Animal Communication Styles: Lion, T-Rex, Mouse and Monkey Explained
A practical breakdown of the Lion, T-Rex, Mouse and Monkey communication styles—and how to adapt your behaviour for clearer, more effective communication at work.
Animal Types
— A Practical Lens on Communication Styles
Most workplace conflict doesn't come from bad people. It comes from mismatched styles — people communicating from different defaults, under pressure, without realising what they're doing or why.
Editor's note — where this sits
This piece introduces the Animal Types model as a practical lens on communication behaviour. It sits within the Wiring layer of the Idea to Value system — the layer concerned with how meaning moves between people, and where clarity either holds or fragments. Reading it is also Flywheel work — developing communication craft is one of the most compounding skills in any working life.
The Idea to Value system — five layers
The Animal Types model comes from the book Rapport: The Four Ways to Read People. Through forensic psychology research, Laurence and Emily Alison identified four behavioural communication patterns and mapped them to animal metaphors.
The model is not about labelling people. It's a shorthand for noticing default patterns — and learning how to adapt.
The four types are:
Lion — assertive control
T-Rex — confrontation
Mouse — capitulation
Monkey — cooperation
Most people have a dominant preference and move between the others depending on context, pressure, and emotion.
🦁
Lion
Assertive control
Calm, decisive, grounded. Holds position without dominating. Controls self — not others.
🦖
T-Rex
Confrontation
Dominating, volatile, driven by impulse. Often leaves people bruised. Rarely intentional.
🐭
Mouse
Capitulation
Quiet, cautious, yields easily. Strong ideas, soft assertion. Context-sensitive but can disappear.
🐒
Monkey
Cooperation
Warm, sociable, connective. Brings people together. Risk: avoids firmness when it's needed.
Model from Rapport: The Four Ways to Read People — Laurence & Emily Alison
The Lion — Assertive Control
The Lion represents calm, assertive presence.
Lions are decisive, clear, and grounded. They hold their ground without dominating others. They can deliver difficult news without cruelty, hold a position without rigidity, and listen without losing their thread.
This is not control over people. It is control over oneself — tone, words, posture, and emotional response.

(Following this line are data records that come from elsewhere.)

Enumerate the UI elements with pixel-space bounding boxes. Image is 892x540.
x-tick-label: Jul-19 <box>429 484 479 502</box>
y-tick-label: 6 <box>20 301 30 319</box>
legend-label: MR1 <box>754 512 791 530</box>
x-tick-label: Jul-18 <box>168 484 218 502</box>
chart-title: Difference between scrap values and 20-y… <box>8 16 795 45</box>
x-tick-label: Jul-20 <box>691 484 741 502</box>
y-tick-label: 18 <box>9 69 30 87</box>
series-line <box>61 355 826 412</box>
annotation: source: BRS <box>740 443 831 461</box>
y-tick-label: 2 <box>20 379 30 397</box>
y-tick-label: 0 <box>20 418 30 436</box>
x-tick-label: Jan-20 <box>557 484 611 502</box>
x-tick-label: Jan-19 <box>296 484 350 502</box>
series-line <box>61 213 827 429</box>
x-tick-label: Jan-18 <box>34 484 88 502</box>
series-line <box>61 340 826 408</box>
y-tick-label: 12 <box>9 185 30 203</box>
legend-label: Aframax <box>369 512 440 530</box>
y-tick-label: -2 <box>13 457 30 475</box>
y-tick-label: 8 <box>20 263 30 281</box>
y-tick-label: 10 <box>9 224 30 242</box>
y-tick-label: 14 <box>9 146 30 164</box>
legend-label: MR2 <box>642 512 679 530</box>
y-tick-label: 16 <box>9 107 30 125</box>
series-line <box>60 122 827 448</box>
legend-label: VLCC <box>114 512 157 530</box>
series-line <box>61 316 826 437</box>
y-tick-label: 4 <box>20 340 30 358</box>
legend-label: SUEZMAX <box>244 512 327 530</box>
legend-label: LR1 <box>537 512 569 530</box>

The Lion is the style many people aspire to: confident without aggression, firm without hostility, empathetic without capitulation. Most of us have met one. We tend to remember them.
The T-Rex — Confrontation and Force
The T-Rex represents domination and emotional volatility.
This is the style that intimidates, overwhelms, and leaves people bruised. They often leave a trail of human devastation behind them — not necessarily by intention, but by impulse.
Most people slip into T-Rex mode under stress, fatigue, or threat. Some default to it.
Very little good comes from staying here.
The Mouse — Capitulation and Withdrawal
The Mouse represents quiet, cautious communication.
Mice avoid confrontation, yield easily, and are often spoken over. They may hold strong ideas but struggle to assert them — leaving meetings having said less than they meant, having agreed to more than they wanted.
Many people begin their careers as Mice and consciously work towards Lion behaviours. The Mouse is not weak — it is context-sensitive — but it can disappear entirely in strong-willed environments.
The Monkey — Cooperation and Warmth
The Monkey represents sociability, humour, and connection.
Monkeys bring people together. They create energy, warmth, and collaboration — the person who defuses tension with a well-placed observation, who remembers everyone's name, who makes difficult rooms feel more human.
The risk is over-optimism, or avoiding firmness when firmness is needed. Like all styles, it requires adaptation.
Conflict and Context
Most workplace conflict comes from mismatched styles.
Two T-Rexes collide. A Mouse is trampled by a Lion. A Monkey tries to harmonise what requires clarity and decision.
The model is not about changing who you are. It is about learning to move between styles deliberately — depending on purpose, audience, and context. The person who can read a room and shift accordingly is not being inauthentic. They are being skilled.
The Point of the Model
This is a diagnostic lens, not a personality test.
It helps you recognise your default behaviour, notice how others communicate under pressure, adapt your approach to context, and develop towards deliberate, confident communication.
Effective communication is not authenticity at all costs. It is self-awareness plus adaptation.
Knowing your animal is the beginning. Learning to move between them is the work.